I’m using a volume that is shared between my SFTP VM and a Caddy VM.
In the SFTP VM, I have a user named ‘site1’ with a group ‘site1’.
However, when I run ls -lasht, I end up with a different user name and group into Caddy VM.
Luckily, Caddy is able to read the files and I can display them on my web page.
But it’s not ideal. It would be cool to have the ‘caddy’ user/group from the Caddy VM
and the ‘site1’ user/group in the SFTP VM.
How do you handle chown when sharing a volume between multiple containers and VMs?
In my case, I have an SFTP server where I upload static files for my website (index.html, page1.html, main.css, etc…) and a server to display them, Caddy.
The access control is based on user and group IDs. The username that appears in ls is (not intended) what is found in /etc/passwd. Therefore you can tinker with those files to get matching usernames (and group names).
If the desired UID and GID is 1000, then run this on both containers to show names are assigned in each runtime.
If I understand correctly, it’s just a matter of mapping based on the ‘/etc/passwd’ and ‘/etc/group’ files. We need to match the IDs between the two containers…?
What I did, and it works.
Caddy has a system user ID below 1000 when installing the package.
The default ID is 995, and the group is also 995 for the caddy user.
In the SFTP container, I created a user with an arbitrary ID, the same as Caddy’s, which is 995.
The match occurs when reading the /etc/passwd file.
Caddy can read the web files, and the SFTP server user can upload files successfully.
Is this the correct approach?
Edit :
I’ve just realized that if I have multiple SFTP users, I’ll need to assign them all the same ID to match Caddy’s, which isn’t ideal from a design perspective… ?
The ls command has a parameter --numeric-uid-gid (or -n). This parameter shows the numeric UID and GID. When your system performs access control checks, it uses the numeric UID and GID. Therefore, if the output of ls -lashtn matches one container with another, then you are fine.
Indeed, if you have several user account (i.e. different UIDs), and want them to access the same share, but you want to have an idea which account is adding which file, then you use a common GID for all those accounts.
Therefore,
if you match the UIDs (or GIDs), then it works fine between the containers.

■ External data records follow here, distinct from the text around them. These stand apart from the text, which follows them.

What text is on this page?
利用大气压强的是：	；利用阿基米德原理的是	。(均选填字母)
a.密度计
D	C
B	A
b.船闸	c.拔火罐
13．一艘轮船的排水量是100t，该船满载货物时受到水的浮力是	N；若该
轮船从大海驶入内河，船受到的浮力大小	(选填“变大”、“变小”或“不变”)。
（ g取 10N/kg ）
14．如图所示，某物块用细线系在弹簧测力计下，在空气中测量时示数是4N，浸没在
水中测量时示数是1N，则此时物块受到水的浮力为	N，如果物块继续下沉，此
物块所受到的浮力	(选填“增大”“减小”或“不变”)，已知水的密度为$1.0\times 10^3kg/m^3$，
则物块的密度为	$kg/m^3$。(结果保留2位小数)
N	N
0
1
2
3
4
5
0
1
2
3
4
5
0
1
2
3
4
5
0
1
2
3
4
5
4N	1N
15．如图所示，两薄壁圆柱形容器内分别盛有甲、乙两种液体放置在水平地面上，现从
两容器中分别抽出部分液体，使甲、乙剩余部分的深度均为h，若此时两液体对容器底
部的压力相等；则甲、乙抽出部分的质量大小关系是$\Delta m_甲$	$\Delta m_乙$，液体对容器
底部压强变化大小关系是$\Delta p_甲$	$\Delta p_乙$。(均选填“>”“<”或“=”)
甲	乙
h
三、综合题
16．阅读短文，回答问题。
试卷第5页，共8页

It’s the UID/GID that matter in filesystem access controls.
if you have a share and you would like to have an idea which container created a file, then you can use a common GID and change the group ownership accordingly of the files/directories so that all accounts on the same group have access.
If in the future you reach the management limit of this approach (it becomes too cumbersome to manage), you may consider using a file-server.